Ujung ayat ini sudah termasuk ke dalam hal-ihwal yang wajib kita percayai. Artinya bahwa dari dalam bumi itu akan dibangkitkan kita kembali, akan dihidupkan kembali di dalam satu alam yang telah bertukar bentuknya dan hidup yang sudah berlain coraknya.
Ayat 19
“Dan Allah telah menjadikan bagi kamu bumi ini sebagai hamparan."

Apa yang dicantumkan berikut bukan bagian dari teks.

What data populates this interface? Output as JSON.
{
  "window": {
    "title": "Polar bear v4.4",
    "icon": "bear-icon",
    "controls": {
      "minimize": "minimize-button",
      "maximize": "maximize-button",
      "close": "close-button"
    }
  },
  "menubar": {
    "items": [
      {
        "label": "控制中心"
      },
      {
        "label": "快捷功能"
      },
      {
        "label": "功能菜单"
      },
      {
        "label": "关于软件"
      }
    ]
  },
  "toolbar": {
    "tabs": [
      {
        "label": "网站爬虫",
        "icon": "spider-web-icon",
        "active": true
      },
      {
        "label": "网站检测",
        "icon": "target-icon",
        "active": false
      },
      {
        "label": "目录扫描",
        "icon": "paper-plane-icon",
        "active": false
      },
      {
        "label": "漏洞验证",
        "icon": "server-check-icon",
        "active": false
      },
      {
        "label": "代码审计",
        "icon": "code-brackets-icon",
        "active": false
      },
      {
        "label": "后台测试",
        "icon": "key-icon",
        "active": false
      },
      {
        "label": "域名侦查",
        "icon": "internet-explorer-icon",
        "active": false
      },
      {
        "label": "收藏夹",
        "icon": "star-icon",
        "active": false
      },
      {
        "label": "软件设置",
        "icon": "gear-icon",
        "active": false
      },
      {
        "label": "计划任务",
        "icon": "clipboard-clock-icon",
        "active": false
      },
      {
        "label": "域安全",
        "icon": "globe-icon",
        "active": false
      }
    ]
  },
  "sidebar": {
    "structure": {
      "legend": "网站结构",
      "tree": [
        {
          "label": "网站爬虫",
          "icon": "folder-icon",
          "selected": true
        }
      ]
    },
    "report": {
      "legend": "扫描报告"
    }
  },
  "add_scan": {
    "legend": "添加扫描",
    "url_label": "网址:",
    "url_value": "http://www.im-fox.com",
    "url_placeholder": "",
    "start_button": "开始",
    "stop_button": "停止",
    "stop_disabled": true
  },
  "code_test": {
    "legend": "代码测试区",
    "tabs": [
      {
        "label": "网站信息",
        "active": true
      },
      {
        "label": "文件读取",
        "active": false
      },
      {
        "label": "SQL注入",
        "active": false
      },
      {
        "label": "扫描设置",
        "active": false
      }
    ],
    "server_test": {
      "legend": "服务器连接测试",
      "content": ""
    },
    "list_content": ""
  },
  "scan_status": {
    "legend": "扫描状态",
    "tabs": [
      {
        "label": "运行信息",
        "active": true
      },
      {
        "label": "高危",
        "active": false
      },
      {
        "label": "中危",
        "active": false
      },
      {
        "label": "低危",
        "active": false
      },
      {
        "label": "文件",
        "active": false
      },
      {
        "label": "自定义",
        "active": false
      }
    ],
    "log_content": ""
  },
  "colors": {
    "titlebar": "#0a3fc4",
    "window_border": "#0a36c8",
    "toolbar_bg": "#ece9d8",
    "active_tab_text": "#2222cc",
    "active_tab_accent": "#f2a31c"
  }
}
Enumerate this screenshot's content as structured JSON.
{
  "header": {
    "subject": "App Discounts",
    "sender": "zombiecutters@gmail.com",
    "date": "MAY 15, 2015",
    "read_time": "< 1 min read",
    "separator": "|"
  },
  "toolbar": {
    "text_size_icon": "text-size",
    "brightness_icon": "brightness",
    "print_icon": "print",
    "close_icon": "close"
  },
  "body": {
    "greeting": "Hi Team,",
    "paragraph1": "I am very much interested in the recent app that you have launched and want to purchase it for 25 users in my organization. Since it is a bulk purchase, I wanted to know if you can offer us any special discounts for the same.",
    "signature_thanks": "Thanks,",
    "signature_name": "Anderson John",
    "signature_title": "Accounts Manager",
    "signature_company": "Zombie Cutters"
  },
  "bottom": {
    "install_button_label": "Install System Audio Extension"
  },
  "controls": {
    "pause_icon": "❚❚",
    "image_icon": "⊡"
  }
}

Laksana bumi itu dihamparkan tempat kita hidup, tempat kita mencari rezeki dan disediakan segala perlengkapan hidup: makanan, minuman, pakaian, kediaman. Batu dan bata, pekayuan untuk rumah tangga, besi untuk pasak tiang, belatuh, beliung, pepatil, pahat, gergaji dan ketam. Cangkul dan sekap dan lain-lain. Semuanya perlengkapan dari bumi yang telah dihamparkan itu. Digenangkan laut untuk dilayari, dipancangkan gunung untuk pasak bumi, dialirkan sungai untuk persediaan bersawah berladang.
“Dan Kami jadikan untuk kamu apa yang di atas bumi ini semuanya." Asal pandai mempergunakan saja.
Ayat 20
“Supaya kamu lalui daripadanya jalan-jalan yang jauh-jauh."
Di muka bumi yang terbentang dan terhampar itu manusia membuat jalan, untuk berhubungan di antara satu daerah dengan daerah yang lain. Gunung menghambat, gunung pun didaki. Lurah membentang, lurah pun diterjuni. Sungai mengalir, sungai pun dilayari, sehingga sampai jalan yang jauh-jauh, padang sahara yang luas-luas, rimba belukar yang lebat-lebat. Akal kecerdikan manusia menyebabkan semua dapat ditembus.